Charming landscape characterized by a gentle undulating countryside and doline-shaped depressions, with surface karstic phenomena represented by swallow holes. The substratum is formed by Cretaceous limestone usually covered with Pleistocene calcarenite. It is one of the largest sub-steppe areas in Italy, with Festuco-brometalia herbaceous vegetation. The largest Italian population of the priority species Lesser Kestrel (Falco naumanni) lives here: it is one of the largest populations of the European Union.
The deep changes caused by the human action have shaped the status of the original vegetation to the extent that it is impossible or very difficult to carry out a precise and certain analysis of the potentialities of this territory without the disturbing action of man. The past location and extent of the woodlands are not clear. Anyway, at the moment they are characterized by a punctiform or, in the best cases, linear extent.
Deep, fast, and particularly widespread changes involve today the pastures of Alta Murgia. The techniques, but above all the technological means used, enable the breaking of the outcropping rock with not very clear results as far as the ecological, hydrogeologic, and productive balance is concerned. The wildlife populating these environments has adapted to the conditions of the vegetal covering, although hunting and environmental changes have led to the extinction of several species since the beginning of the century (the wolf, the Egyptian Vulture, the wildcat, and the Little Bustard just to quote a few).

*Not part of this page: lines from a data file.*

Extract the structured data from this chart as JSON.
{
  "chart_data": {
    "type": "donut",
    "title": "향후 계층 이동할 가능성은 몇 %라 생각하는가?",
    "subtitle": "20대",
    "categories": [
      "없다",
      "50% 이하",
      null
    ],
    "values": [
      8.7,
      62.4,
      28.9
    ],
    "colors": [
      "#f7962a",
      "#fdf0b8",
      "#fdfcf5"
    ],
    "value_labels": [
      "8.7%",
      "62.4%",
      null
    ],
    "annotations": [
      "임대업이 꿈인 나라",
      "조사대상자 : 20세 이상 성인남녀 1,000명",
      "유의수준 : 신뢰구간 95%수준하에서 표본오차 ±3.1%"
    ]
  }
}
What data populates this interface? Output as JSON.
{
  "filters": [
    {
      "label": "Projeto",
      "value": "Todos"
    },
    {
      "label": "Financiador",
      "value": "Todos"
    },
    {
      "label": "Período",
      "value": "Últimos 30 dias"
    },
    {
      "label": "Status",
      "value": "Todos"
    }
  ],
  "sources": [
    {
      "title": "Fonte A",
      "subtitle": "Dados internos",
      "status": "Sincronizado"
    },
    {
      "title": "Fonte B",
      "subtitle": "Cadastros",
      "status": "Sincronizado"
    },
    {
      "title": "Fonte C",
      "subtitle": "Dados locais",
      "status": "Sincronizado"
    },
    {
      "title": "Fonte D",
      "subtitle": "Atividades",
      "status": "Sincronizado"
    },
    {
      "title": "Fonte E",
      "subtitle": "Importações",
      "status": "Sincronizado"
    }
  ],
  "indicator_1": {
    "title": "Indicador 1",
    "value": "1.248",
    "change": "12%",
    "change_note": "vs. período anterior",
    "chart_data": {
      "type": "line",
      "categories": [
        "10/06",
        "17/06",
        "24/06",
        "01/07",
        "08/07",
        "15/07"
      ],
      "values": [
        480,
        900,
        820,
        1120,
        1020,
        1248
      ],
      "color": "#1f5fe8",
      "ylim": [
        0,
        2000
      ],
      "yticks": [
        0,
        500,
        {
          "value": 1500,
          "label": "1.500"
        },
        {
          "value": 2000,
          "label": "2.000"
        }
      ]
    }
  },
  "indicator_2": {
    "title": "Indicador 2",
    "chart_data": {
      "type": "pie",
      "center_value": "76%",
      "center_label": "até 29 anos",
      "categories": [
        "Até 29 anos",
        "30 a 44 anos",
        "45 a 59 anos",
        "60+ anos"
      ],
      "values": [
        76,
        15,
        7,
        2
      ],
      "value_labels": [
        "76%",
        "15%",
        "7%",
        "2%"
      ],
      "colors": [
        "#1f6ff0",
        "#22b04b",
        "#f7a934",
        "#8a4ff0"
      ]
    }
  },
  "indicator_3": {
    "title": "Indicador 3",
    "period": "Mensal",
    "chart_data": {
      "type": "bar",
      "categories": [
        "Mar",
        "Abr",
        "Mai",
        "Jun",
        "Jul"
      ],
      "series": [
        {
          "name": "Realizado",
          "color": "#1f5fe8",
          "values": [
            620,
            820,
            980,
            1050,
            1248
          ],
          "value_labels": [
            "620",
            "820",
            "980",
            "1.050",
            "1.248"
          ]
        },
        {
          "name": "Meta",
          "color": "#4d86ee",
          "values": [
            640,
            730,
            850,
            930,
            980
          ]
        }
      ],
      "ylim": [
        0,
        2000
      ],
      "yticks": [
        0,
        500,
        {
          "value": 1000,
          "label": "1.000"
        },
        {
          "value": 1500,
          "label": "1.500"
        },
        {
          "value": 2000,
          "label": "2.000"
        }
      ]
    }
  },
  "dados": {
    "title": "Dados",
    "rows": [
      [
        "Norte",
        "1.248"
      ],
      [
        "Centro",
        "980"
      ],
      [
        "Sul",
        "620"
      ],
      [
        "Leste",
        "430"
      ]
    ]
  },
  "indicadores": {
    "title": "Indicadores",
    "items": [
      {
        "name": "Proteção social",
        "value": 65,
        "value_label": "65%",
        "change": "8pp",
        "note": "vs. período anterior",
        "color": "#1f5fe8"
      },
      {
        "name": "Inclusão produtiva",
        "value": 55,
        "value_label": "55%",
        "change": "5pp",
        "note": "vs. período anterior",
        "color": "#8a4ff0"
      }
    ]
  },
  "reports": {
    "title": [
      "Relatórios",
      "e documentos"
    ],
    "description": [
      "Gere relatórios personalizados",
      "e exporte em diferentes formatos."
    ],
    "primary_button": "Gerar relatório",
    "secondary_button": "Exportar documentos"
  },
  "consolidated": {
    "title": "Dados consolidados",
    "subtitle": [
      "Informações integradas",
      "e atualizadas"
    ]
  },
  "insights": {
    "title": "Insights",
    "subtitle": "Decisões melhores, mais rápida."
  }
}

From a geological point of view, north-western Murge are formed by compact limestones of the lithological unit of Bari and Altamura limestone (Cretaceous formation dating back to approximately 130 million years ago, whose thickness reaches the 3,000m). The northern part of the plateau includes the so-called north-western Murge, where the highest summits of the whole group are situated (Mt. Caccia 680m, Torre Disperata 686m), while the southern part includes the south-eastern Murge, which do not go beyond the 500m of height. As far as their structure is concerned, Murge are a tapered tabular chain developing parallely to Fossa Bradanica, delimited along the south-eastern edge by a large steep slope; towards the north-east, that is towards the Adriatic Sea, Murge slope down towards the sea level.
The Park territory is also interesting from an architectural point of view, with its charming buildings different for purpose and architectural style. Among the buildings linked to agricultural activities and stock rearing, the so-called "Poste" can be easily recognized: they are buildings surrounded by dry-stone walls, used above all by the shepherds to protect the animals from bad weather. The so-callled "Jazzi" are structures used for sheep rearing, situated in steep areas and with a southern exposure.

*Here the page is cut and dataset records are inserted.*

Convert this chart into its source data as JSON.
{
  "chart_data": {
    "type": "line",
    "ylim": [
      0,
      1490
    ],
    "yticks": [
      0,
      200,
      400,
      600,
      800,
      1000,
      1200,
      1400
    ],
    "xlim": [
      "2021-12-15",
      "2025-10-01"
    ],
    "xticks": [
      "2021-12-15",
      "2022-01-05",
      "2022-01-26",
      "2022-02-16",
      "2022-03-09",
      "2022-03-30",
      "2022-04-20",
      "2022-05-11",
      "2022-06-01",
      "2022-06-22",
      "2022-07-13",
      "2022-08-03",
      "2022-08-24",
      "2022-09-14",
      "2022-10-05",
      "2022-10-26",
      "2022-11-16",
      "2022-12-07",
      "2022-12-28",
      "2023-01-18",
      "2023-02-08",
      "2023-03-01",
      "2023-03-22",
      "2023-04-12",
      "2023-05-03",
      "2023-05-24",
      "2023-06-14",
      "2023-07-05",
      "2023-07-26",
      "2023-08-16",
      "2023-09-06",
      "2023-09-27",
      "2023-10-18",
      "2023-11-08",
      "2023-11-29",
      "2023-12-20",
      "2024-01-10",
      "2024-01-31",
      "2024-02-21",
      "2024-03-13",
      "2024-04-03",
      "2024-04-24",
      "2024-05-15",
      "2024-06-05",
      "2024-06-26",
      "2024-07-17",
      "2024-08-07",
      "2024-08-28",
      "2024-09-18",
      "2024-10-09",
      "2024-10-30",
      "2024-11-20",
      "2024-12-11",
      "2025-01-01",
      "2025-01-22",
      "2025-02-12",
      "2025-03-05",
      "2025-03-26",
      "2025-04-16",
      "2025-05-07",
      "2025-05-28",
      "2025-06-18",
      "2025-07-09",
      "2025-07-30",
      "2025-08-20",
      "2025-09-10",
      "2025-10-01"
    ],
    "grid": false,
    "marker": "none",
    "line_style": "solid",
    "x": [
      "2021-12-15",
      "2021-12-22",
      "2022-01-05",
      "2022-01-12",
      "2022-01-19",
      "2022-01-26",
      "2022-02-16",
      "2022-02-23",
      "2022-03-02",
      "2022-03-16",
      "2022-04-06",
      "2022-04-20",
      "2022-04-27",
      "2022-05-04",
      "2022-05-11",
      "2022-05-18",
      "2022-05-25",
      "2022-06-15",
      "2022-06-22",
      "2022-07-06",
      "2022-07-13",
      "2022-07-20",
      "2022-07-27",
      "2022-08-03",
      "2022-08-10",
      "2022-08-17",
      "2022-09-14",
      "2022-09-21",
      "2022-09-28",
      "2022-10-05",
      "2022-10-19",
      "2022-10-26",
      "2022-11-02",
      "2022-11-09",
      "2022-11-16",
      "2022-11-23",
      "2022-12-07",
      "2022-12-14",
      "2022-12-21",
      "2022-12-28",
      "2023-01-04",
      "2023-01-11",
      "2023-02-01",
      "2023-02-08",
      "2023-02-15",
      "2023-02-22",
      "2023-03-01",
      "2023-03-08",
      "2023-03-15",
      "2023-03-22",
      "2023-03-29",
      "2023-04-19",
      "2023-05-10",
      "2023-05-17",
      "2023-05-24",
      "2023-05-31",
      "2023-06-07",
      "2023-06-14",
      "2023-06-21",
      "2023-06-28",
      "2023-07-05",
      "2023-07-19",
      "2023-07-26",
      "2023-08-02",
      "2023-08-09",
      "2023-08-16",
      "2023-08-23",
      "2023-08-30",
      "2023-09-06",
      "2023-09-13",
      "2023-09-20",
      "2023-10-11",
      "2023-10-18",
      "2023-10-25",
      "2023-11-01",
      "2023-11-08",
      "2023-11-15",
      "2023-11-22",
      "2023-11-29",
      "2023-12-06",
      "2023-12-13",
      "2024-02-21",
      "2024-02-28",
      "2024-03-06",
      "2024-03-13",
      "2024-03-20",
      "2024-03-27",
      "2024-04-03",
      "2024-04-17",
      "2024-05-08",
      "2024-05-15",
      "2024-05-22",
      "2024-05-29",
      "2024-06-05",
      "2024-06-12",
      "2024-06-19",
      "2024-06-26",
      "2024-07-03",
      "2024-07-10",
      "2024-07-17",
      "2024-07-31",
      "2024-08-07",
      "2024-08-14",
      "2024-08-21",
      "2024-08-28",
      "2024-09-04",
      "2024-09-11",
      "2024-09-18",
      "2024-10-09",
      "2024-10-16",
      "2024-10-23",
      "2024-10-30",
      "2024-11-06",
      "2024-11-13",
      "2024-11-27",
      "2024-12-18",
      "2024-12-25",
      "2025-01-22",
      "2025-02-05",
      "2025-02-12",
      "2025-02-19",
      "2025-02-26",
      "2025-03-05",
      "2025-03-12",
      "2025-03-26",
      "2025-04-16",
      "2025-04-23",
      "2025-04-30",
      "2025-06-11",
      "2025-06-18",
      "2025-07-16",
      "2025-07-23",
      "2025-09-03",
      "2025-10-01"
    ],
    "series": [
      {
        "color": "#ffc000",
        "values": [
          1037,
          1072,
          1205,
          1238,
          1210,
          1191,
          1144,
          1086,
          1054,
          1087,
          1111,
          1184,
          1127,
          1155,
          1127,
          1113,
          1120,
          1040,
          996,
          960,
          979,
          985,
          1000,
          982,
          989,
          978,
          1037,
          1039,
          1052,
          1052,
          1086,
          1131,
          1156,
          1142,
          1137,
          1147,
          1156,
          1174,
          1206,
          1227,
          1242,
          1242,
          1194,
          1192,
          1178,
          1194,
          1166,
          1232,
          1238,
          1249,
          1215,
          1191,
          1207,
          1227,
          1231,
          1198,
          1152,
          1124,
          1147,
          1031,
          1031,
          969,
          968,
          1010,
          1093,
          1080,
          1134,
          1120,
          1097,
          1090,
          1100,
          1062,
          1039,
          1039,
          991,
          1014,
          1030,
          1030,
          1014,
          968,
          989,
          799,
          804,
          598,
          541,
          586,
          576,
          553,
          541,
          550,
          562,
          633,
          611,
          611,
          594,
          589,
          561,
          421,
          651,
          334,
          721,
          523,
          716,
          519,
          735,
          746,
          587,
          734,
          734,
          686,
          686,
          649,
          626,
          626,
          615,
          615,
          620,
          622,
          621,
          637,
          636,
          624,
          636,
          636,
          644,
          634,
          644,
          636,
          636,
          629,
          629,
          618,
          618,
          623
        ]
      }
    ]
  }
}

The area is rich in archaeological finds of great importance, like the fossil skeleton of the "Man from Altamura", a skeleton of hominid, entire and well preserved, who lived 150 thousand years ago. It was found in Lamalunga Cave, near Altamura. A unique discovery for the perfect conservation status of the skeleton. The fossilized finds of the man, who has been called "Man from Altamura", belong to an archaic species of Homo who lived in a period between Homo erectus and Neanderthal Man.